Learn how to triage customer issues, prioritize bug tickets, and handle bugs effectively with practical, real-world strategies.

All software has bugs, unfortunately. That’s because software is invisible, and you can ship a problem as big as shipping a car with three wheels. In contrast to the flawed car, you don’t see the flaw in the software. 

Even if you take testing and quality assurance seriously.

Not all issues reported by customers as bugs are bugs. But all customer issues must be taken care of — ideally instantaneously, realistically within a reasonable time.

How can you deal with bugs that impair the quality of your software product?

At Yonder, the B2B SaaS company I co-founded, we have come a long way in improving bug handling. Once upon a time, we used to have a CTO who bluntly said that bugs don’t matter, only features matter. As a consequence, I stepped in and declared myself the Chief Bug Officer of the company.

Things have evolved since. I am still involved in handling bug tickets, but I am no longer the Chief Bug Officer.

Here is what we did.

1. Not every help desk ticket is a bug ticket

We use a tool called Freshdesk as our customer help desk system. Not every issue reported by customers is a bug, even if the customer says it is a bug.

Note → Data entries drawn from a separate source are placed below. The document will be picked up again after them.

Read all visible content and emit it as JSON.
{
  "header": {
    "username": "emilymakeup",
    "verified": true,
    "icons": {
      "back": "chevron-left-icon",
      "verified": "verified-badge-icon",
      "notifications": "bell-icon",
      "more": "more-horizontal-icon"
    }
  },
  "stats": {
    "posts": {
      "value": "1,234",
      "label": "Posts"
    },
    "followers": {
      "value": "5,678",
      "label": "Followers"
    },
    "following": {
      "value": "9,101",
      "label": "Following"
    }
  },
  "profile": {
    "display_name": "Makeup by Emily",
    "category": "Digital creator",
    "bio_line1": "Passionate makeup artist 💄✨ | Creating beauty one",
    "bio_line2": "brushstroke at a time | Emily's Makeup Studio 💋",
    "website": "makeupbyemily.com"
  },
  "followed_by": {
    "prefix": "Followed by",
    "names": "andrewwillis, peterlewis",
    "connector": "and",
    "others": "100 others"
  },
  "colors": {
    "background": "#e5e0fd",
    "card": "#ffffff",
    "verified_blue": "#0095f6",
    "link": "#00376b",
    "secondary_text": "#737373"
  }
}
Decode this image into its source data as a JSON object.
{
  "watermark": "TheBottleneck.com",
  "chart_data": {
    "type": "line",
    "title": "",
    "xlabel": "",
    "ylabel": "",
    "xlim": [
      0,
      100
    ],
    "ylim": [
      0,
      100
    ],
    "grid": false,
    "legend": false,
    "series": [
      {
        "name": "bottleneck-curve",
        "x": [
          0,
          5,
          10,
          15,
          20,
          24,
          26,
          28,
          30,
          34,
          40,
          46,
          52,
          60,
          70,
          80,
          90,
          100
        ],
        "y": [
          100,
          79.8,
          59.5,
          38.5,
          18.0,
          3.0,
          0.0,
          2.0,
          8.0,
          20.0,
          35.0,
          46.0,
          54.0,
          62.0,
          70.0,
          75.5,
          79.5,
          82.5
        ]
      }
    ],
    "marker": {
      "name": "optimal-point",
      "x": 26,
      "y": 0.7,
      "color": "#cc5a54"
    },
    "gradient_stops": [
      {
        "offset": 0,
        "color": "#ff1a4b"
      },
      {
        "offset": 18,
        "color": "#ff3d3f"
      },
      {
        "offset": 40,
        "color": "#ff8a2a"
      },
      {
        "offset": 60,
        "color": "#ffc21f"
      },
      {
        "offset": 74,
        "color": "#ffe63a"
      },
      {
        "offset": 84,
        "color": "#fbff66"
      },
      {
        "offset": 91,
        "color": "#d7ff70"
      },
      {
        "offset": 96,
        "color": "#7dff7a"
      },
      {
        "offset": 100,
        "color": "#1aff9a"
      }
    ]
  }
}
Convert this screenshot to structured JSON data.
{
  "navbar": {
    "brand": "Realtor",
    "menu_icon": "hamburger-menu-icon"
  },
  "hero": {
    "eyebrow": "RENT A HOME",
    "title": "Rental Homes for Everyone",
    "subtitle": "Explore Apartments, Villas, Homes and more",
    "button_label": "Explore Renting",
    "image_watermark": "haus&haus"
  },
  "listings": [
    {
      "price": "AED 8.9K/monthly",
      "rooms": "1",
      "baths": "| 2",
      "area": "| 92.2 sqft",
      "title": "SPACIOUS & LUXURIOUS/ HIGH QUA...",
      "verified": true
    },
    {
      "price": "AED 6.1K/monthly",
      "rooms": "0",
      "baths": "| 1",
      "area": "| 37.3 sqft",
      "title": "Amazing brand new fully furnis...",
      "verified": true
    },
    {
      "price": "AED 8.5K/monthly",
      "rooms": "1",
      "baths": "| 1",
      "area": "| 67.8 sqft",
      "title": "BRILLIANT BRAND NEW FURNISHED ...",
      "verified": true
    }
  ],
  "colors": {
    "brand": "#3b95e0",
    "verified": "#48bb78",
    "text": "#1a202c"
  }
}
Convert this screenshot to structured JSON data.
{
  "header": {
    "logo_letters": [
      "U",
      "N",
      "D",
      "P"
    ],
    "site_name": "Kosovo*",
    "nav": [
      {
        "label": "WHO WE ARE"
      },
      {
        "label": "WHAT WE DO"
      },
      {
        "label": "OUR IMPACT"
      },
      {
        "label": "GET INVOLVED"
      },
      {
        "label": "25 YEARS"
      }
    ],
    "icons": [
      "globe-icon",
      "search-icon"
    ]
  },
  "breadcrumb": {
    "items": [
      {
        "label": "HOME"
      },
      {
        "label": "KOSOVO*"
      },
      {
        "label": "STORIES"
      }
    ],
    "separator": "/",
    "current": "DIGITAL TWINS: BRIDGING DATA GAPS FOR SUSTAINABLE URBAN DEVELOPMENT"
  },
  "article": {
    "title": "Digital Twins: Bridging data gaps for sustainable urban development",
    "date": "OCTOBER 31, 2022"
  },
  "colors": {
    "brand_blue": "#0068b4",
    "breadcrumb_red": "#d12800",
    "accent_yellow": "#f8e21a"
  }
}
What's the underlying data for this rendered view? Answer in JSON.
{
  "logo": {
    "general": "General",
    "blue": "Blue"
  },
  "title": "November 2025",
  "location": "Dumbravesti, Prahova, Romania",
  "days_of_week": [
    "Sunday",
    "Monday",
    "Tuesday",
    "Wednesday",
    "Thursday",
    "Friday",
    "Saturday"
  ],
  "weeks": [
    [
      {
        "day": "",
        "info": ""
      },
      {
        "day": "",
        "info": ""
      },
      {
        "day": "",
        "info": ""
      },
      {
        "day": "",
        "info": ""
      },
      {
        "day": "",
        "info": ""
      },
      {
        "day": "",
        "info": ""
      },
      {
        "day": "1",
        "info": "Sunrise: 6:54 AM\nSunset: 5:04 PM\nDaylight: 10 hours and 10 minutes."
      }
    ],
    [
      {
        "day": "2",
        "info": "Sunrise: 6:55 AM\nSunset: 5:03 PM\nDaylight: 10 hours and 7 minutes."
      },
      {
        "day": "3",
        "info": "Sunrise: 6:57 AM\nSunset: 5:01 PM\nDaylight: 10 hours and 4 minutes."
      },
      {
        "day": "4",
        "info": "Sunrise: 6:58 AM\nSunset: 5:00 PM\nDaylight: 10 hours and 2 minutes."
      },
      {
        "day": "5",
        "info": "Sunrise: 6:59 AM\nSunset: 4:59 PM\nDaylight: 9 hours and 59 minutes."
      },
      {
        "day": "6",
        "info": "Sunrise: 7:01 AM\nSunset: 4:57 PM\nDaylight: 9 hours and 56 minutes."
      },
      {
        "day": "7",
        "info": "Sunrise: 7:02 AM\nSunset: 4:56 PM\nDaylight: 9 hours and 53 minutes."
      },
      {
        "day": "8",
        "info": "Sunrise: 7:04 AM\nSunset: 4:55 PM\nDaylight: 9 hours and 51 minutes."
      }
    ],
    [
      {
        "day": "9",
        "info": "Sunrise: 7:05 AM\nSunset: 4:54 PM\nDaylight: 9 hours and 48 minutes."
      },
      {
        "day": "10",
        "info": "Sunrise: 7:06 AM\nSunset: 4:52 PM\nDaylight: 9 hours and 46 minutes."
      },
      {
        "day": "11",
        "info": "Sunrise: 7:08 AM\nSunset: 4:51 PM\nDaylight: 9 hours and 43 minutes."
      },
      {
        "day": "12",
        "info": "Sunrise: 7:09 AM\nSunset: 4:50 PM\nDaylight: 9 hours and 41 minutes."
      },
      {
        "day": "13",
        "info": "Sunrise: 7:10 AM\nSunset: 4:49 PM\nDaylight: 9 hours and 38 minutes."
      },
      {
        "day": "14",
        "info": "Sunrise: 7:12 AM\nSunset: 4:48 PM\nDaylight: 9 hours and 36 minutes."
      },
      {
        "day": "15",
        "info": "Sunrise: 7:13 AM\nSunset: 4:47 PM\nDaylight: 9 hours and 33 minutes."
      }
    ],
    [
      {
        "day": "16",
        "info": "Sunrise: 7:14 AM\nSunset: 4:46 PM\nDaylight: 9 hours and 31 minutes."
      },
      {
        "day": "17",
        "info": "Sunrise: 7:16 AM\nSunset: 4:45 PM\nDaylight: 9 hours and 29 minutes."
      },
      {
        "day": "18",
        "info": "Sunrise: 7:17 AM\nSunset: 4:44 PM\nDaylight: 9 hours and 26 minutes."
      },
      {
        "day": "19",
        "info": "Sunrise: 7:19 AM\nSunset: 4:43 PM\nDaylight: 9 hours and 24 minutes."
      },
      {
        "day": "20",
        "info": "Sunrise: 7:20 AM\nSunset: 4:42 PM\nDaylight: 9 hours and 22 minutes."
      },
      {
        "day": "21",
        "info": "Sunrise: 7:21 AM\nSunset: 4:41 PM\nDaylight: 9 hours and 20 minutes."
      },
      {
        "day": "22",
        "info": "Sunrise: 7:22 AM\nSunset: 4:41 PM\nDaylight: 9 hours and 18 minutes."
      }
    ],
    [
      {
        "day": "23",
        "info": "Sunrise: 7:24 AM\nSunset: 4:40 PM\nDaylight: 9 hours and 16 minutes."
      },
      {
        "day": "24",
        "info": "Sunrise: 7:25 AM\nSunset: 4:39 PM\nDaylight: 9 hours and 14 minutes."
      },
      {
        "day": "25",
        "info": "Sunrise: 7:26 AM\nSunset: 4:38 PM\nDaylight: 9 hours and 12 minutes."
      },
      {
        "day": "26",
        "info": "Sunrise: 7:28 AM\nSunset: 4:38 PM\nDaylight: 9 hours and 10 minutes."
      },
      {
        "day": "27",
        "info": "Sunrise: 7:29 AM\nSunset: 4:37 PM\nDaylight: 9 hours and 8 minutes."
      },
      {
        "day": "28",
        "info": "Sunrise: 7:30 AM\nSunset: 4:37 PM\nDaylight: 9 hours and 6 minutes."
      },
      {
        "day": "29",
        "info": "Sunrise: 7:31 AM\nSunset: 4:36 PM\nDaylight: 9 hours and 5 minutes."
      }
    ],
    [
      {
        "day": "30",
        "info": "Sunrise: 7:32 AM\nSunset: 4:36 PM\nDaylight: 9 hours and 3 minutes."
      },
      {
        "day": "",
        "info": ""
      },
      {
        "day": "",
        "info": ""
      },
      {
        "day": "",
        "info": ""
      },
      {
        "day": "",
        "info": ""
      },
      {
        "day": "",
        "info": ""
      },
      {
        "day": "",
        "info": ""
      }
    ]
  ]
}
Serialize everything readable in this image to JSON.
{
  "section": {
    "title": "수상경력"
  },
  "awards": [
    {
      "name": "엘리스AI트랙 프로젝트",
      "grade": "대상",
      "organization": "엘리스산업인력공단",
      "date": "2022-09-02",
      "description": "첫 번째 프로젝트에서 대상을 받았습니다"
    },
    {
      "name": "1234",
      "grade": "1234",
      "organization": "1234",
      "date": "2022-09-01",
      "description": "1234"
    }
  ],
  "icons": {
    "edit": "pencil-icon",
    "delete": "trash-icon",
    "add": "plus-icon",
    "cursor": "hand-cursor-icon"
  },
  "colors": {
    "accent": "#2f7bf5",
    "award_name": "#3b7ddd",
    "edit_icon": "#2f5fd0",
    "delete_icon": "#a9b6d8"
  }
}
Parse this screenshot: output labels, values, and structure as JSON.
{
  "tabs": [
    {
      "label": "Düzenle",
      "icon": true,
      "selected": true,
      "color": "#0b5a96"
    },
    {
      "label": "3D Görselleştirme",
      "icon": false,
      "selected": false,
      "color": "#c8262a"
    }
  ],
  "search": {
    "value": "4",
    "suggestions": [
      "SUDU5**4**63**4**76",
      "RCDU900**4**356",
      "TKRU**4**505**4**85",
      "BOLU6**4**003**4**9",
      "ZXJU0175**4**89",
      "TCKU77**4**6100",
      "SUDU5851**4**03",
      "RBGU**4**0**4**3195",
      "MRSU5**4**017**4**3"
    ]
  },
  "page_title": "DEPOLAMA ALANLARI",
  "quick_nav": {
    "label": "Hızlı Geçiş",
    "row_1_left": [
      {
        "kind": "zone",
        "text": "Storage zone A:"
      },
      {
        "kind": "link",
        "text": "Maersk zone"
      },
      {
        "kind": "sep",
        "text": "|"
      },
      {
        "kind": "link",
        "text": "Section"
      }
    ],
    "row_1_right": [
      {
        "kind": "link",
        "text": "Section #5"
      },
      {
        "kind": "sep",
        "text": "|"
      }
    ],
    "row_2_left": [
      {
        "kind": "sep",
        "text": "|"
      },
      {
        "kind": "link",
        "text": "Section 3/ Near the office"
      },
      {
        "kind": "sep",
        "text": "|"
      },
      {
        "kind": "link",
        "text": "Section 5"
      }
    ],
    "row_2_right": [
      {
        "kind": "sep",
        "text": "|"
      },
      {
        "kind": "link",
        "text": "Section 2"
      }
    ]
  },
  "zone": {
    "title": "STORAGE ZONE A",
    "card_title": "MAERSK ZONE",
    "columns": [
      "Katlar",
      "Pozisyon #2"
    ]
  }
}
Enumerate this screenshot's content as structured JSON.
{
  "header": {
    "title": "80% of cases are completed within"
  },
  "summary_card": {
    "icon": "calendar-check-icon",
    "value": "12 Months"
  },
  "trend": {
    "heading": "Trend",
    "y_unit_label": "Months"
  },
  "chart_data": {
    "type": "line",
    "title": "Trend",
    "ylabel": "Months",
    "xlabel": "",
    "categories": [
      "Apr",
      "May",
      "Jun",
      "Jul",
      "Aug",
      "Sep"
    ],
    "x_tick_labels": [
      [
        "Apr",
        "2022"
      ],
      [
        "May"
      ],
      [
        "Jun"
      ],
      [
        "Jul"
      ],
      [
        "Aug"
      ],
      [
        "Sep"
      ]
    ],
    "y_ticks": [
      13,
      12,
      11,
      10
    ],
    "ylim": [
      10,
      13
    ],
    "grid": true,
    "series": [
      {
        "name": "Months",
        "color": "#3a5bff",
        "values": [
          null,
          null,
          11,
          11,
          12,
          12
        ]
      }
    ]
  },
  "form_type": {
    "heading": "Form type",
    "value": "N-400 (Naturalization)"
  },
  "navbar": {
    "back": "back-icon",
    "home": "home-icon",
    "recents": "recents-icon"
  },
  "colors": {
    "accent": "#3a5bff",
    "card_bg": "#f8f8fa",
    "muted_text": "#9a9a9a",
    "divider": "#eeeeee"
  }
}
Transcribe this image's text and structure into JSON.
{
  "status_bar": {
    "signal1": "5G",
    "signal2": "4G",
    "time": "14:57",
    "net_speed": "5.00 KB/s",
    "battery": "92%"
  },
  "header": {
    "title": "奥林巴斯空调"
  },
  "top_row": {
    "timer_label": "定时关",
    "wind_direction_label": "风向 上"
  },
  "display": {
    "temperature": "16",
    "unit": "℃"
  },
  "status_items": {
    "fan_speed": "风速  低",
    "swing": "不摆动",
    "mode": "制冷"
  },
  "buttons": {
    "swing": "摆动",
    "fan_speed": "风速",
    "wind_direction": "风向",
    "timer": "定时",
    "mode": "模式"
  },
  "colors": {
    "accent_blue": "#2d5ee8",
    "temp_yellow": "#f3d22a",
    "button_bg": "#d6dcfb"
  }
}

Before we scream “urgent bug!”, our customer team tries to solve the customer issue without creating a bug ticket. In many cases, this works well.

In some cases, the reported problem is indeed a bug or another issue the dev team needs to step in. That’s when the customer team creates a JIRA ticket for the dev team.

2. Talk about bug tickets, several times a day

Ticket systems are great, and they were designed to facilitate asynchronous working. Asynchronous working is often a synonym for working whenever, wherever, without talking to each other.

Wrong.

The Chief Customer Officer and I talk several times a day about bugs. Whenever there is the slightest uncertainty about a bug ticket, we talk at the coffee maker or jump on a quick Teams call. It’s those discussions that make the JIRA tickets more accurate, which helps the dev team fix the underlying issue fast.

3. Prioritize bug tickets in the sprint

Some customers report every edge case as a bug; some other customers only report grave bugs. Therefore, we have to prioritize bug tickets. This is done in my weekly one-on-one meeting with the Chief Customer Officer — or if there is a high-priority issue, anywhen between those one-on-one meetings.

Last but not least, I resort to a very simple trick in JIRA. All bug tickets are assigned to the JIRA epic “customer bugs” if the customer reported it, and to the JIRA epic “bugs discovered by Yonder” if we discovered the bug. The labels for those epics are red, and I move the bug tickets to the top of the list of all tickets in the sprint. In this way, they appear first on the sprint board. As simple as that.

Conclusion

Some customers might still say that bug fixing takes too long. Before arguing with a customer, let’s put bug-fixing cycles into context.

I would totally agree that bug fixing takes too long in the case of edge case bugs. Those get lower priority than other bugs, or they might not even get fixed at all. On the other hand, I think our bug-fixing process for higher-priority bugs works quite well.

And here you have it: A bug isn’t a bug. Even if you measure resolution time in the customer portal the same way for all bugs.